Kolomoyskyi was initially a supporter of the 2014 Maidan revolution that brought Poroshenko to power, but the two of them subsequently had a rather severe falling out. This lead to the nationalization of Privat Bank, which Kolomoyskyi claims cost him over $2bn. The rise of Zelensky, it has been alleged, is Kolomoyskyi’s revenge against Poroshenko, depriving him of his presidential office and getting his own man in instead. In a final ironic parallel, Zelensky defeated Poroshenko in spite of accusations from the latter that he was insufficiently soft on Russia, which is currently supporting militant separatists in eastern Ukraine. Zelensky has vehemently denied this, reiterating both on the campaign trail and in office that he views Vladimir Putin as an “enemy” (harsher language than Trump has ever used), and supports Ukraine’s accession into NATO and the European Union.

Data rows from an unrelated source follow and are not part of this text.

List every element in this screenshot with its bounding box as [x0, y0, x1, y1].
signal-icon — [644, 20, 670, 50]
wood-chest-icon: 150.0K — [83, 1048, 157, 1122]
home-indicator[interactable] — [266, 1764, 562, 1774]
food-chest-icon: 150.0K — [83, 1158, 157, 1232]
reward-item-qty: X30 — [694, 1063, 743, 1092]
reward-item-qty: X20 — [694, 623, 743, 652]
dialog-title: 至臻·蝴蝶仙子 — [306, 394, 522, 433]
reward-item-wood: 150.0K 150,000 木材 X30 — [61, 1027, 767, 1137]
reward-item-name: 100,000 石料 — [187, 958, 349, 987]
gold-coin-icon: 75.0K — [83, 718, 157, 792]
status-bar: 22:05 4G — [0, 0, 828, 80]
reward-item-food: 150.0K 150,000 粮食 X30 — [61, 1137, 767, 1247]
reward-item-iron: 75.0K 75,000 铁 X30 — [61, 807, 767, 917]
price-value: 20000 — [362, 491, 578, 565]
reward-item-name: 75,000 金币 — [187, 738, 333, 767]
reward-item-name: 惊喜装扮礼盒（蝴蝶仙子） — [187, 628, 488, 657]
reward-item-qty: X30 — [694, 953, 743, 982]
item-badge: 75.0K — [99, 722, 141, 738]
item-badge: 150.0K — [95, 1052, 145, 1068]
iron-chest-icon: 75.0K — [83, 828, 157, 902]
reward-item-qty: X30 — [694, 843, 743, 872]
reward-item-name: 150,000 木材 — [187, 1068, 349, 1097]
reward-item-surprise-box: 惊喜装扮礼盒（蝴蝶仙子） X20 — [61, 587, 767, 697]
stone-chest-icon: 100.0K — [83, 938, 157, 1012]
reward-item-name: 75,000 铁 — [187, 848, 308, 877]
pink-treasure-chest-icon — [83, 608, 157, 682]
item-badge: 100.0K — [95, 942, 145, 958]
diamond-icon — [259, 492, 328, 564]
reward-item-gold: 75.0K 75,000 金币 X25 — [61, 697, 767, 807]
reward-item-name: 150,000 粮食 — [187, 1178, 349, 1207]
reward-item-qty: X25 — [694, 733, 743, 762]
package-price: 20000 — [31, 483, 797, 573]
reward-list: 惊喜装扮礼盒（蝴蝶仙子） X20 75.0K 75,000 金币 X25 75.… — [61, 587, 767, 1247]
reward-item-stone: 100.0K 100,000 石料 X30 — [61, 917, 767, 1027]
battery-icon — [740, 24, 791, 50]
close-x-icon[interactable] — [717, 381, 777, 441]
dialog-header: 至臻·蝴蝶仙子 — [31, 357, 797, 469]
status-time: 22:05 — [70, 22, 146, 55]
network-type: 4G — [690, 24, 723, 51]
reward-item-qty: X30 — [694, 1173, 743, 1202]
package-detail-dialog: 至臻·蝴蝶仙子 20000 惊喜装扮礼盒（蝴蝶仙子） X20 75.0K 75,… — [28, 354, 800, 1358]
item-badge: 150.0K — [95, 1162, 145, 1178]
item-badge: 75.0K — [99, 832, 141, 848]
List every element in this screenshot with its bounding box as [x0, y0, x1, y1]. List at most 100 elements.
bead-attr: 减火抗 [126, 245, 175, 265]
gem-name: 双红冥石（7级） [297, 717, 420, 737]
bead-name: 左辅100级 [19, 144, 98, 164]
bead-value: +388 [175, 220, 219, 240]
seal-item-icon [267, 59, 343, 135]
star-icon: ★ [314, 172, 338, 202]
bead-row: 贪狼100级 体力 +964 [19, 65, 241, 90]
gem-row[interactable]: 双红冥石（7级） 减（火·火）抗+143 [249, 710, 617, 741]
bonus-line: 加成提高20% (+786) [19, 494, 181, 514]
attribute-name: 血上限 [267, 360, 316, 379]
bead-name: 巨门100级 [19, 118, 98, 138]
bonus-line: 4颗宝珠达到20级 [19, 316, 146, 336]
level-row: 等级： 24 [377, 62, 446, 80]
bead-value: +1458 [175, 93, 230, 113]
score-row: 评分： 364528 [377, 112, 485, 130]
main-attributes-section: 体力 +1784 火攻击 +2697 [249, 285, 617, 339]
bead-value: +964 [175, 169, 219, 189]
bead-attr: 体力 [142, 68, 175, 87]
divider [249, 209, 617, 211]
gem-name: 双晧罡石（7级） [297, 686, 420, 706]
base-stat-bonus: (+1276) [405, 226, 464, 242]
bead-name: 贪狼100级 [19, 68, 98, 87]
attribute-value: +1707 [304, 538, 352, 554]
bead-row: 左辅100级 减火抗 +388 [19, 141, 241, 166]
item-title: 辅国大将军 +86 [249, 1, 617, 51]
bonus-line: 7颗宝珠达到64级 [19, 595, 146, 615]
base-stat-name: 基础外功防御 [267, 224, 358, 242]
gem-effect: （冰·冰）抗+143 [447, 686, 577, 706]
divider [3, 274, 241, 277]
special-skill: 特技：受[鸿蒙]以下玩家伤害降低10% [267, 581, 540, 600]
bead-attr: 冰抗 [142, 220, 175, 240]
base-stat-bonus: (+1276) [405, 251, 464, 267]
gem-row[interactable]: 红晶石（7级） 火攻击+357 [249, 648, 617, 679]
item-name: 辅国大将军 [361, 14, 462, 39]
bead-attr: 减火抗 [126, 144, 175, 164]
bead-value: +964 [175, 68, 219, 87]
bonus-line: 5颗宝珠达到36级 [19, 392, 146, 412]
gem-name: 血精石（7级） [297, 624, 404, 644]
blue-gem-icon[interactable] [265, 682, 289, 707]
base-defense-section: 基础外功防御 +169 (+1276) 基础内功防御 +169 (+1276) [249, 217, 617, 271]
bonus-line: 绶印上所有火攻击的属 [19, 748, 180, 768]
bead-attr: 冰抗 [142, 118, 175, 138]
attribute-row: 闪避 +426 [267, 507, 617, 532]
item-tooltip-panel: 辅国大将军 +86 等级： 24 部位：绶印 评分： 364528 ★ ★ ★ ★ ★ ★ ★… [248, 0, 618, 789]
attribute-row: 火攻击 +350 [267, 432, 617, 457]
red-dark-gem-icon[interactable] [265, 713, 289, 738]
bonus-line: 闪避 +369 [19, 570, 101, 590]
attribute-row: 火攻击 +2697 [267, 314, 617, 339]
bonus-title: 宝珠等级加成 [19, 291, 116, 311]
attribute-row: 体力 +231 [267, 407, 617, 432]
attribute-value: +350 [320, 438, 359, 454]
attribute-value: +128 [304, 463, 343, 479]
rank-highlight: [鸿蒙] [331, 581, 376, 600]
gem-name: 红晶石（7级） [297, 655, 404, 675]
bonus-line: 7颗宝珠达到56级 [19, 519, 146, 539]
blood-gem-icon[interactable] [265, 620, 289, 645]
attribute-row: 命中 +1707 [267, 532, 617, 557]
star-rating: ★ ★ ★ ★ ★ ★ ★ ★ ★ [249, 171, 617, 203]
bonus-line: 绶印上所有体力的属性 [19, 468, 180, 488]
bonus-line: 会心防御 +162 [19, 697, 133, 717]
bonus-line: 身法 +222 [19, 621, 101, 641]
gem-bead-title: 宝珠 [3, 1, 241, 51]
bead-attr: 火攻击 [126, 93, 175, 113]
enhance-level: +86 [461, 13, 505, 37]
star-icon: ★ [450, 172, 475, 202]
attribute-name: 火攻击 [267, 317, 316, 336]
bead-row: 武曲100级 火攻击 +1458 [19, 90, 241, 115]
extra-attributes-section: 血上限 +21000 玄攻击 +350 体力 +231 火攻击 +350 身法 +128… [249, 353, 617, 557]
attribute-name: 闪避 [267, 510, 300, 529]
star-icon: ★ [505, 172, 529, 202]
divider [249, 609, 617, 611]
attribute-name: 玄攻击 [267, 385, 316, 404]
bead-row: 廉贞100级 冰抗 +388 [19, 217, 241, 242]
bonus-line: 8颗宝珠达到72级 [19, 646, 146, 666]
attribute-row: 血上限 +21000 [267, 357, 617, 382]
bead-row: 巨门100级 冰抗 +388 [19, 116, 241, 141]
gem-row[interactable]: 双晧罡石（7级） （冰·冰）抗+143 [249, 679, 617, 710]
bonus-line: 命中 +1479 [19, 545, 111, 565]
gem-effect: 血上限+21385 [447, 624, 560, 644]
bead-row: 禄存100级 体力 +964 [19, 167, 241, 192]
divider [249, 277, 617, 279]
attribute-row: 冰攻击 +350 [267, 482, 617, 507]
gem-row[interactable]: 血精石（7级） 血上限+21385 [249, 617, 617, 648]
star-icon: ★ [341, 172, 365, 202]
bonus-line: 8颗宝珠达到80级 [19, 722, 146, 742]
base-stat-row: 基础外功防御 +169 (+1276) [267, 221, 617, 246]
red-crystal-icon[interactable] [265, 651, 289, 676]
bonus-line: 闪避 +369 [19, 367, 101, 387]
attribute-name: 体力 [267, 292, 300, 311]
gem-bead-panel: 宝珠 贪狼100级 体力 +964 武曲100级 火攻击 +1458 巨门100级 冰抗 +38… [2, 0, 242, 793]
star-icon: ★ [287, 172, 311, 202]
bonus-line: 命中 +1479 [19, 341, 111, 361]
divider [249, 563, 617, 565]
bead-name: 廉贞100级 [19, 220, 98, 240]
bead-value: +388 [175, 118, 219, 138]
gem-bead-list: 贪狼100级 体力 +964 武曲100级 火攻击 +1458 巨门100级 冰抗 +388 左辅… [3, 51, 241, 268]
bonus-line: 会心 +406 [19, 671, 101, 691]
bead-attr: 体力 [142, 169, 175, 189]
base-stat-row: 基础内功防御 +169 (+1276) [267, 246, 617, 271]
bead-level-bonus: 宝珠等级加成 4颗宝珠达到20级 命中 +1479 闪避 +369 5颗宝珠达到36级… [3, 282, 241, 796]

As politics in countries across the world increasingly continues to alienate people with broken promise after broken promise, those who would influence politics will seek to use theater to appeal to their electorates’ baser instincts, while actual change remains elusive. Trump has his own Kolomoyskyis as well, with Steve Bannon, Sheldon Adelson, and others fulfilling the role at various points. Unless there is a drastic political change in the entire western world, politics will continue to just become an escalating set of television presenters bringing their shows into real life, but with little of substance to show for it. Until then, the Zelensky/Trump crossover has just emerged as the Emmy frontrunner for television’s top drama series of 2019- make your predictions now.